Lo que señalamos como diseño es esa capa artificial construida sobre nuestro medio natural, la interfaz mediante la que nos relacionamos con el entorno, con lo salvaje, con la esencia que deberíamos preservar
VALÈNCIA. Superada la moda de los flamencos y de otras malogradas tendencias de los últimos años, es cierto que los veranos se ven envueltos de un imaginario general un tanto kitsch donde el menú ilustrado de platos combinados o la carta de helados ochentera comparten protagonismo con otros pretenciosos iconos estivales para turistas, la mismísima Comic Sans como tipo de letra oficial y elementos de merchandising de marcas de cosmética o de refrescos como elementos playeros, un batiburrillo que viene conformando lo que es el diseño de las vacaciones en este país que tanto ha cultivado el turismo como industria estival por antonomasia.
Más allá de que conceptualmente choque con que la Comunitat Valenciana sea cuna de algunas de las mejores generaciones de diseñadores de las últimas décadas, siempre podremos achacar estos excesos de caspa a las hordas venidas de fuera, pero es cierto que al llegar las vacaciones parece que se abre la veda del mal gusto y pasamos a tolerar cualquier estampado de toalla sobre el que echarnos, mientras que de septiembre a julio en casa solo luzcamos como riguroso uniforme el negro o el blanco corporativo de diseñador.
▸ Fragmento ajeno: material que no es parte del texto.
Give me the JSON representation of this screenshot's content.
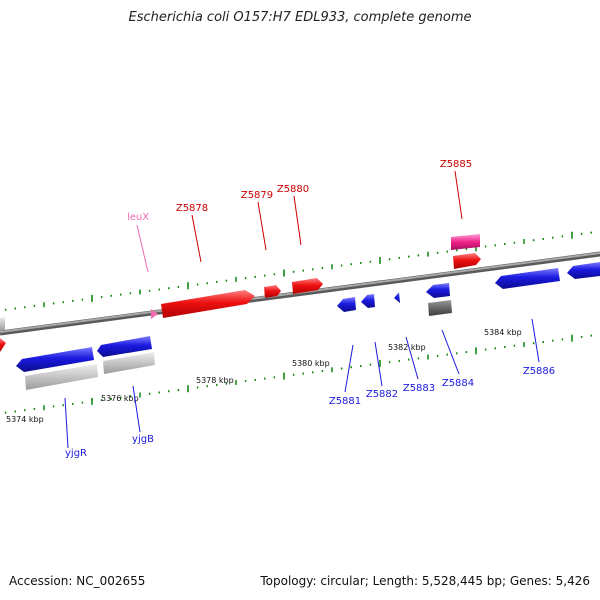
{
  "title": "Escherichia coli O157:H7 EDL933, complete genome",
  "footer": {
    "accession": "Accession: NC_002655",
    "topology": "Topology: circular; Length: 5,528,445 bp; Genes: 5,426"
  },
  "colors": {
    "forward_gene": "#ee1111",
    "reverse_gene": "#1a1adf",
    "pseudo_gene": "#bbbbbb",
    "dark_gene": "#666666",
    "trna": "#f06ab0",
    "rrna": "#ee2288",
    "backbone": "#888888",
    "tick": "#118811"
  },
  "ticks": [
    "5374 kbp",
    "5376 kbp",
    "5378 kbp",
    "5380 kbp",
    "5382 kbp",
    "5384 kbp"
  ],
  "gene_labels": [
    "yjgR",
    "yjgB",
    "leuX",
    "Z5878",
    "Z5879",
    "Z5880",
    "Z5881",
    "Z5882",
    "Z5883",
    "Z5884",
    "Z5885",
    "Z5886"
  ]
}
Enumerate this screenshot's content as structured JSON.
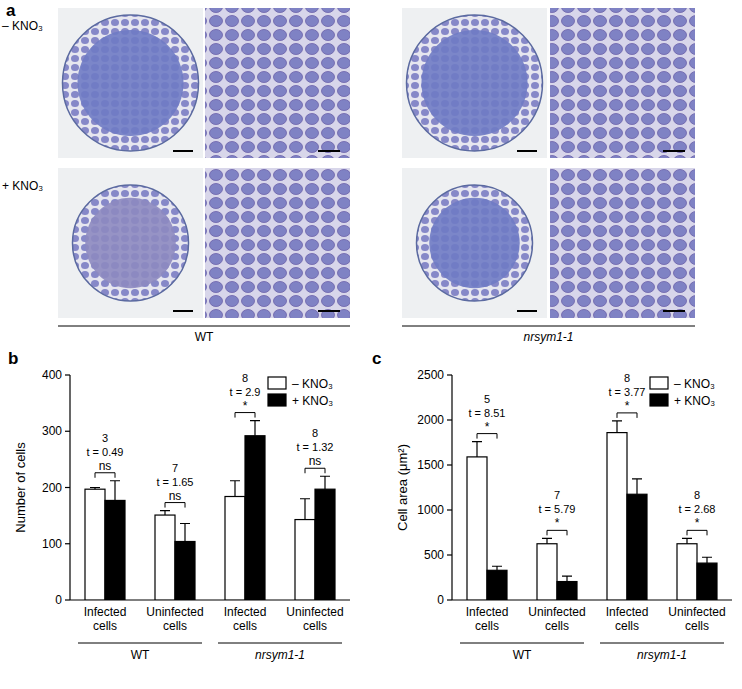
{
  "panel_a": {
    "title": "a",
    "rows": [
      "– KNO₃",
      "+ KNO₃"
    ],
    "columns": [
      "WT",
      "nrsym1-1"
    ]
  },
  "chart_data": [
    {
      "type": "bar",
      "title": "b",
      "y_label": "Number of cells",
      "categories": [
        "Infected cells",
        "Uninfected cells",
        "Infected cells",
        "Uninfected cells"
      ],
      "x_groups": [
        "WT",
        "WT",
        "nrsym1-1",
        "nrsym1-1"
      ],
      "series": [
        {
          "name": "– KNO₃",
          "color": "#ffffff",
          "values": [
            197,
            151,
            184,
            143
          ],
          "errors": [
            3,
            8,
            28,
            37
          ]
        },
        {
          "name": "+ KNO₃",
          "color": "#000000",
          "values": [
            177,
            104,
            292,
            197
          ],
          "errors": [
            35,
            32,
            27,
            23
          ]
        }
      ],
      "annotations": [
        {
          "n": 3,
          "t": "t = 0.49",
          "sig": "ns"
        },
        {
          "n": 7,
          "t": "t = 1.65",
          "sig": "ns"
        },
        {
          "n": 8,
          "t": "t = 2.9",
          "sig": "*"
        },
        {
          "n": 8,
          "t": "t = 1.32",
          "sig": "ns"
        }
      ],
      "ylim": [
        0,
        400
      ],
      "yticks": [
        0,
        100,
        200,
        300,
        400
      ],
      "grid": false,
      "legend": "upper right"
    },
    {
      "type": "bar",
      "title": "c",
      "y_label": "Cell area (μm²)",
      "categories": [
        "Infected cells",
        "Uninfected cells",
        "Infected cells",
        "Uninfected cells"
      ],
      "x_groups": [
        "WT",
        "WT",
        "nrsym1-1",
        "nrsym1-1"
      ],
      "series": [
        {
          "name": "– KNO₃",
          "color": "#ffffff",
          "values": [
            1590,
            625,
            1860,
            625
          ],
          "errors": [
            170,
            60,
            130,
            60
          ]
        },
        {
          "name": "+ KNO₃",
          "color": "#000000",
          "values": [
            330,
            205,
            1175,
            410
          ],
          "errors": [
            45,
            60,
            170,
            65
          ]
        }
      ],
      "annotations": [
        {
          "n": 5,
          "t": "t = 8.51",
          "sig": "*"
        },
        {
          "n": 7,
          "t": "t = 5.79",
          "sig": "*"
        },
        {
          "n": 8,
          "t": "t = 3.77",
          "sig": "*"
        },
        {
          "n": 8,
          "t": "t = 2.68",
          "sig": "*"
        }
      ],
      "ylim": [
        0,
        2500
      ],
      "yticks": [
        0,
        500,
        1000,
        1500,
        2000,
        2500
      ],
      "grid": false,
      "legend": "upper right"
    }
  ]
}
En verano, todo vale, que no mira nadie y lo que queremos que vean lo podemos fingir en Instagram, y nada importa el atrezzo de nuestro campamento base a primera línea de playa o el equipamiento del ayuntamiento de turno para acondicionar las costas.
Si miramos alrededor, desde la atalaya que nos supone nuestra propia toalla en esa cotizada primera línea, el entorno que nos proporciona el verano ha pasado de ser un medio natural a la colonización del ser humano y su mal gusto. Entrando en la parte ética de esa conquista del medio y más allá de toda esta parte kitsch que decíamos, nuestra propia interacción con los orígenes de nuestros entornos deja mucho que desear, y esa interacción entre lo natural y lo artificial es el diseño, el cómo nos relacionamos con la propia naturaleza mediante útiles, inútiles o herramientas, desde una hamaca a proyectar un paseo marítimo, de cómo acondicionar un puesto de salvamento al mobiliario urbano de papeleras, duchas o parques, desde la funesta publicidad por avionetas a la amalgama de sombrillas en Benidorm, y de las marcas turísticas de los municipios costeros a la publicidad que encuentra su vía de escape en folletos o flyers que terminan en el Mediterráneo junto a todo tipo de desechables y envases de la última comilona frente al mar.
Nuestro mundo se creó hace miles de millones de años y ha ido formándose desde entonces, pero es la capa añadida por el ser humano la que conocemos como diseño, a menudo inspirado en la propia naturaleza (que en su parte más funcional nos lleva todos esos millones de años, como estudia la biomimética) pero otras veces atroz y desafortunado, contaminante visualmente y también fatal para el medio ambiente, lo que supone un despropósito proyectual por completo, una responsabilidad sobre la que no pensamos lo suficiente. De hecho, si esta interacción con el medio se vuelve vacía pasamos a producir cosas tan innecesarias o tan paradójicas como elementos de plástico para proteger envases naturales (tan eficientes de por sí como un coco o un plátano) o el cenicero para espacios en los que no se debería fumar o diseños gráficos para endulzar las vacaciones, y este mal diseño (por innecesario y no funcional, por puramente decorativo o ni siquiera bello) nos lleva al caos como sociedad con algunos grandes ejemplos en las capitales del verano y los destinos turísticos más cotizados de nuestras costas.
Decíamos que parece que se perdone el mal gusto, y es que tras el sacrificio por la operación-bikini llega la temporada de redenciones. El entorno debería condicionar nuestro comportamiento y por tanto nuestros diseños (es parte de un proceso proyectual sostenible, honesto y respetuoso), pero el verano estandariza y no hace caso a racionalizar procesos, y en el reino del no-diseño el intrusismo es el rey.
Inexplicablemente en algo que deberíamos cuidar tanto, siendo el turismo el gran reclamo patrio, deja de tener sentido todo esto del diseño cuando nos dedicamos supuestamente a agradar al visitante. Y es tal vez el problema. Buscamos la parte emocional de las personas y nos ha llevado a respuestas equivocadas un diseño que está centrado en esas personas, que son sus usuarios, así que, ¿y si centramos el diseño en nuestro entorno?
Quizá deberíamos diseñar para reconectar con esa naturaleza y de la manera más sostenible posible, proyectando sobre esta idea los doce meses del año, pero aprovechando los patinazos del verano para evidenciar la falta de un compromiso del diseño con el entorno natural.